TEMPO.CO, Aceh Timur -- Bocah laki-laki berkaus hitam mendekati pos penjaga Posko Pengungsi Bangladesh dan Rohingya di Desa Bayeun, Aceh Timur, sambil tersenyum lebar. Dia langsung disambut riuh beberapa anggota Satuan Polisi Pamong Praja dan Brimob yang ada di dalam pos.
"Sini, Hossein. Sudah mandi belum?" tanya mereka saat Tempo berada di sana, Kamis, 28 Mei 2015.
Hossein tersenyum makin lebar. "Mandi? Yes yes," ucap dia. Bocah itu lantas mengoceh dalam bahasa Myanmar yang tak seorang pun paham. Walau begitu, dia tetap saja bercerita sambil tertawa-tawa.

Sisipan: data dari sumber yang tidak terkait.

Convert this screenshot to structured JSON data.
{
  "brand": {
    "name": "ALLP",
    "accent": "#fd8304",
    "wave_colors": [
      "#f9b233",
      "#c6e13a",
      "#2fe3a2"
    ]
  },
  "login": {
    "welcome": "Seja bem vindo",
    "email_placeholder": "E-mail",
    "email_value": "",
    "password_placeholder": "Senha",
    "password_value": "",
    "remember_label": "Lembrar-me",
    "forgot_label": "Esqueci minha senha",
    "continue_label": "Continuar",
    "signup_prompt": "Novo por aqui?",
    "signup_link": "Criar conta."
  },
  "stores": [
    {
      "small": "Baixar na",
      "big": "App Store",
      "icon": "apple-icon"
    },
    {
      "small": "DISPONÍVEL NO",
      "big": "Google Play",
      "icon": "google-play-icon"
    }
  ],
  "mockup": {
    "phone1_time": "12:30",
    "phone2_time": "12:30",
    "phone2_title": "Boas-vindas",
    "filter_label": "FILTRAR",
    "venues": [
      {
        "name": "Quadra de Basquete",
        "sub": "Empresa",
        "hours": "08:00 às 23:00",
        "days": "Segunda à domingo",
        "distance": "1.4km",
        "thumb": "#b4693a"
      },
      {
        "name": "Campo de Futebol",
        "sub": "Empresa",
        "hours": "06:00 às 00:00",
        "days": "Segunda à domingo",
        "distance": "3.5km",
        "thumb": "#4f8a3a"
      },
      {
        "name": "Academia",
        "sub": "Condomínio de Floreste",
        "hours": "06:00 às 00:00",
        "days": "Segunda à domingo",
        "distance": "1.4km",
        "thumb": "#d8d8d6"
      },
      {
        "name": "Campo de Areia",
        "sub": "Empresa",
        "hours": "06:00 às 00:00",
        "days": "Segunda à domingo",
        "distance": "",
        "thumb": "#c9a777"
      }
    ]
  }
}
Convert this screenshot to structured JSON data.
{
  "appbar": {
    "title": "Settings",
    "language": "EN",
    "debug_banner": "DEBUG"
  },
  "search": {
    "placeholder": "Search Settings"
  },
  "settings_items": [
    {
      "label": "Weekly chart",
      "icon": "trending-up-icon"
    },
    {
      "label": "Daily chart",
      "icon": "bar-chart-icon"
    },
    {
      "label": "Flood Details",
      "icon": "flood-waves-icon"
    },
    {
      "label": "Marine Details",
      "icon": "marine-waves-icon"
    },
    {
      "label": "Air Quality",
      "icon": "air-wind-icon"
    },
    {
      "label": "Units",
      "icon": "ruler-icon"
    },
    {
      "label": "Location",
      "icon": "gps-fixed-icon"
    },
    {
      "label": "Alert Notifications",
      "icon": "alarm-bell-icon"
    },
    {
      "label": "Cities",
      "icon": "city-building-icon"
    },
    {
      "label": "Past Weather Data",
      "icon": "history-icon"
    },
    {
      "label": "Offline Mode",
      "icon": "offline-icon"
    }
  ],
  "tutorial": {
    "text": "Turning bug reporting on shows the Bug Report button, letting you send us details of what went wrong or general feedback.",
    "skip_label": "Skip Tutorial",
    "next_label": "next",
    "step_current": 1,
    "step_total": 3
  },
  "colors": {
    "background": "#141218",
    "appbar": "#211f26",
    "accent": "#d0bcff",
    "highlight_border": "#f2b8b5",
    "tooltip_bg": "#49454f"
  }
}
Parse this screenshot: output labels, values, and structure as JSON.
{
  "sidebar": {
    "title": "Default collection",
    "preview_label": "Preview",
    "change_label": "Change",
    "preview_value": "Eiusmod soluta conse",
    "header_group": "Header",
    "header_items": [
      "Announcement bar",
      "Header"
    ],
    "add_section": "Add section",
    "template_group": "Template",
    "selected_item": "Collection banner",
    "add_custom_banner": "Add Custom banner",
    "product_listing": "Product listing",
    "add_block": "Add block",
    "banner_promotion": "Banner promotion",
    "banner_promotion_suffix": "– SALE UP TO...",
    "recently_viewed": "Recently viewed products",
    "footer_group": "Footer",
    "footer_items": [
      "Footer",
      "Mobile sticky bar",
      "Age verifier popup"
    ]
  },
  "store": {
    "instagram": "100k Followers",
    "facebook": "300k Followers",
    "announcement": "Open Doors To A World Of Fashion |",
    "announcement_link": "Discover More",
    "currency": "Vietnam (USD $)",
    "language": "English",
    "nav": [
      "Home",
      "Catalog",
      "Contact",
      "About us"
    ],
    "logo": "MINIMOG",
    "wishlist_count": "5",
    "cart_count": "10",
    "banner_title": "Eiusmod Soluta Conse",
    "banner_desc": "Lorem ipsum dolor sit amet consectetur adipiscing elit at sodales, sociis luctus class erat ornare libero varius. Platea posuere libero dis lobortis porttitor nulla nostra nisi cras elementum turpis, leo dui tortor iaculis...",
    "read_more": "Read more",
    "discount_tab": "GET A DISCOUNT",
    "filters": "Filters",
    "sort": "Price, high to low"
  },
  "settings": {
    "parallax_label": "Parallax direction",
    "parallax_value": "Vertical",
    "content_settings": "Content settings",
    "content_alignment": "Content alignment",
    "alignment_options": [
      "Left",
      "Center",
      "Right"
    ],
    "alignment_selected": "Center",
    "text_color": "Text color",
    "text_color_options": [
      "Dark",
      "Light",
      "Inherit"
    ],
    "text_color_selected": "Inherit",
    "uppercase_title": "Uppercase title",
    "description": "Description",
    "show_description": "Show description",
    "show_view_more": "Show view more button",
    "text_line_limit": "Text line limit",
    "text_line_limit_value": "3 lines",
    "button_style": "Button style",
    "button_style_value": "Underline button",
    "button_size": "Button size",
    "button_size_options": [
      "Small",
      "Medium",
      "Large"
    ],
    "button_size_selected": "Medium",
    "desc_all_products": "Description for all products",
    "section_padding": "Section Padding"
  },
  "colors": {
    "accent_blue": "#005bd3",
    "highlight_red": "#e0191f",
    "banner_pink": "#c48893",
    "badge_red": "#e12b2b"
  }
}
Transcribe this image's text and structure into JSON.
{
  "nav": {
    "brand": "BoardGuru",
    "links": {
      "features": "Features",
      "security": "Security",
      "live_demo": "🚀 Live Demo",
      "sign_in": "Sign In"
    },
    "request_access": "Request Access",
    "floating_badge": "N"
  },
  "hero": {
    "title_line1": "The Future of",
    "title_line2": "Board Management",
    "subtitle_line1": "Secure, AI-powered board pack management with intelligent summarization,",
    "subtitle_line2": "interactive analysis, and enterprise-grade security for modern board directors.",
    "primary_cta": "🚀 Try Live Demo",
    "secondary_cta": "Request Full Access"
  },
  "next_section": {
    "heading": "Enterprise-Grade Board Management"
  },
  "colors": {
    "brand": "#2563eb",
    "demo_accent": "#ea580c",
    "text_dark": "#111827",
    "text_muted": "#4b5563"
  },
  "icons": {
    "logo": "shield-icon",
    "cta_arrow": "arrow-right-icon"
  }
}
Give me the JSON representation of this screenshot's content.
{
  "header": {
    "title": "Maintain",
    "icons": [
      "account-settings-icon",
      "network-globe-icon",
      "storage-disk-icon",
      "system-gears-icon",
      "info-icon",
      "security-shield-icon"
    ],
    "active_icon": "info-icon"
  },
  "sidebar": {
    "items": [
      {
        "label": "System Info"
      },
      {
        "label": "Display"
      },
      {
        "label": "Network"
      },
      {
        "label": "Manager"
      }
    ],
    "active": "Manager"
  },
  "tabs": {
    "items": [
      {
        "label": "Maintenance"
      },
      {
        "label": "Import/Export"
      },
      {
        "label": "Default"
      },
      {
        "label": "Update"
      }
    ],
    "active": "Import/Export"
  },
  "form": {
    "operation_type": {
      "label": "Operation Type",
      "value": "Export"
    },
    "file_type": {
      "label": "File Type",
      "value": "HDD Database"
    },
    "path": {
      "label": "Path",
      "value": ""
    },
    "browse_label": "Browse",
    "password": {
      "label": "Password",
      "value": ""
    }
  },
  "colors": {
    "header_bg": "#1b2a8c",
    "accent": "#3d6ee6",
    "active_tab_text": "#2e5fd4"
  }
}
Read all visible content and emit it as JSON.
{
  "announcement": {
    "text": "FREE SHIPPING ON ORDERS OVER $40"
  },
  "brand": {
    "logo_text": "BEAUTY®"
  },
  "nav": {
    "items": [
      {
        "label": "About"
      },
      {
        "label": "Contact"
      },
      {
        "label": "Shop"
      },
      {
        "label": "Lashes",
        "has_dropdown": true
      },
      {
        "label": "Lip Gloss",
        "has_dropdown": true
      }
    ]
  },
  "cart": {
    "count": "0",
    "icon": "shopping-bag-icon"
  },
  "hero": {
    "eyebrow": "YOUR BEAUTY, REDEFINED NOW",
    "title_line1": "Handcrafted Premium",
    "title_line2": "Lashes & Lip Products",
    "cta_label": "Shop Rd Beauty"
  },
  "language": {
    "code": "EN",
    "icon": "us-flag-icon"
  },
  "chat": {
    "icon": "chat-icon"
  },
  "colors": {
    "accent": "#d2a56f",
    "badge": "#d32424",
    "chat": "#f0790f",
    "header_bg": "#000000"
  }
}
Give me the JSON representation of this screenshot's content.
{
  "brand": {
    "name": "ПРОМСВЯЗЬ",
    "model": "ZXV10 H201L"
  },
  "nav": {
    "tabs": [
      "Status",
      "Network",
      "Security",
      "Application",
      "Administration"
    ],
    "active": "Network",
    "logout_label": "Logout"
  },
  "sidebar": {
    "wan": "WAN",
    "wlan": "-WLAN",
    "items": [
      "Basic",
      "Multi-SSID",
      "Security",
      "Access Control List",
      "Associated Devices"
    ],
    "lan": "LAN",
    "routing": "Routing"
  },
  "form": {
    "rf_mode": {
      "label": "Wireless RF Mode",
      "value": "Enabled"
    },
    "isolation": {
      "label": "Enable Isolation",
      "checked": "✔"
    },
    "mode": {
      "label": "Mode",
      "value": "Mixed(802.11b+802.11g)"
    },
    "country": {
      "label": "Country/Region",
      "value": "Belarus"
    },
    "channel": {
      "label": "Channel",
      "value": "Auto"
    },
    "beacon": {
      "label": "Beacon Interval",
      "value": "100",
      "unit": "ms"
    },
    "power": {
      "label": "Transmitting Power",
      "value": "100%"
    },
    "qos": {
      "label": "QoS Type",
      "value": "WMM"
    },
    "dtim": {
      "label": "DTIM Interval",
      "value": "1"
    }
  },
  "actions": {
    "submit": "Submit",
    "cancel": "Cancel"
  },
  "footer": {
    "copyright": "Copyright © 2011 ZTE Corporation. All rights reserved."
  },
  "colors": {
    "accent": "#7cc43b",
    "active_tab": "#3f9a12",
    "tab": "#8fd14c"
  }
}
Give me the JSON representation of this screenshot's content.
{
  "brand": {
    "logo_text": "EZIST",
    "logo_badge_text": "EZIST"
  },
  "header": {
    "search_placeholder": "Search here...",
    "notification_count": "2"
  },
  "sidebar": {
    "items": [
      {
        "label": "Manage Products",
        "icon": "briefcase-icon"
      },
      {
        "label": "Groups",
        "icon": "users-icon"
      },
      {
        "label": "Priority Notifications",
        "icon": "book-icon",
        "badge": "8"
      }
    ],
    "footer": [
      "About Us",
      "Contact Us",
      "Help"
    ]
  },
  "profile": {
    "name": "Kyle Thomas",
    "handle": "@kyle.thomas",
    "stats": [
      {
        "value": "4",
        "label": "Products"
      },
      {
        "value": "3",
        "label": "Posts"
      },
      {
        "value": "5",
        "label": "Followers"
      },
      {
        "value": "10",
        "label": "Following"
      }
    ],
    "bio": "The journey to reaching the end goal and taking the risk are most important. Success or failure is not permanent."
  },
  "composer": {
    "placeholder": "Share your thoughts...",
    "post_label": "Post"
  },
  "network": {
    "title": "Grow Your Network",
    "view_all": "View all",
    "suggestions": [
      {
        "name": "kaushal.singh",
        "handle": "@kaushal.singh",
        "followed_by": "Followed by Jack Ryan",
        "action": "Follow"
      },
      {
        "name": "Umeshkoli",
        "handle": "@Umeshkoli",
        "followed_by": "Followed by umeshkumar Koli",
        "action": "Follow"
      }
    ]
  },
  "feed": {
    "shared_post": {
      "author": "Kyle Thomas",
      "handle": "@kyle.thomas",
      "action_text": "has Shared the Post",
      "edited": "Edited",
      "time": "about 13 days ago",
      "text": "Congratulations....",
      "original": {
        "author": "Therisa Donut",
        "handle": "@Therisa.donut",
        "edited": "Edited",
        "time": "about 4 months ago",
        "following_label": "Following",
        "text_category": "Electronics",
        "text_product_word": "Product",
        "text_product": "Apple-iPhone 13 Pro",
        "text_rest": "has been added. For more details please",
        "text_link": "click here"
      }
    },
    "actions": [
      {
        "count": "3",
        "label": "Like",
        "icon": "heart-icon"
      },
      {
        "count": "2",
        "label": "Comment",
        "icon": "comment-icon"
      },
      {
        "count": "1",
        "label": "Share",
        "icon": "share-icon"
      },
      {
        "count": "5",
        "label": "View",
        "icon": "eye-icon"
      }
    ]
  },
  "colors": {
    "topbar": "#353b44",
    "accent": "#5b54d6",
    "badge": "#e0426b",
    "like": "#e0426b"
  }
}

Petugas keamanan yang iseng membalas percakapan Hossein dalam bahasa Aceh. Percakapan itu memicu gelak tawa semua orang.
Dari semua anak-anak pengungsi Rohingya, Hossein yang terlihat paling dekat dengan petugas dan relawan di posko. Sifatnya yang ceria membuat petugas senang menggodanya. Sedikit-sedikit bocah berusia 10 tahun itu pun mulai belajar bahasa Indonesia. Mandi, makan, pusing, dan nyamuk sudah menjadi kosakatanya.
Kepada Tempo, dalam bahasa Inggris sepotong-sepotong, Hossein bercerita bahwa dia di posko bersama kakak perempuannya yang berusia 15 tahun dan abangnya yang masih 12 tahun. Ayah dan Ibu mereka masih di Myanmar. "Malaysia. Brother 17 years old there," ucap Hossein menjelaskan bahwa negara tujuannya sebenarnya adalah Malaysia. Abang tertuanya sudah lebih dulu di Negeri Jiran untuk bekerja.
Tiga kakak-beradik itu menumpang perahu dari Arkan, distrik asal mereka di Myanmar, untuk menuju Malaysia. Perahu itu membawa mereka ke sebuah kapal yang diisi ratusan pengungsi Rohingya dan pencari kerja Bangladesh.
Kapal itu ditolak oleh Thailand dan Malaysia hingga akhirnya memasuki perairan Aceh. Mereka berada di laut selama nyaris empat bulan. Nelayan Aceh membawa para pengungsi itu dari tengah laut ke daratan.
Hossein, melalui salah seorang pengungsi yang bisa berbahasa Inggris lebih lancar, mengatakan kepada Tempo bahwa dia dan saudaranya meninggalkan Myanmar karena ketakutan.
"Saya lihat orang-orang di kampung saya dibunuh," kata dia sambil menaruh tangan di leher. Senyum cerianya hilang saat menceritakan kisah itu.
Mereka berharap bisa menyusul saudara tertua di Malaysia dan memulai hidup baru di sana. "Ayah dan Ibu akan menyusul dengan pesawat nanti," kata Hossein.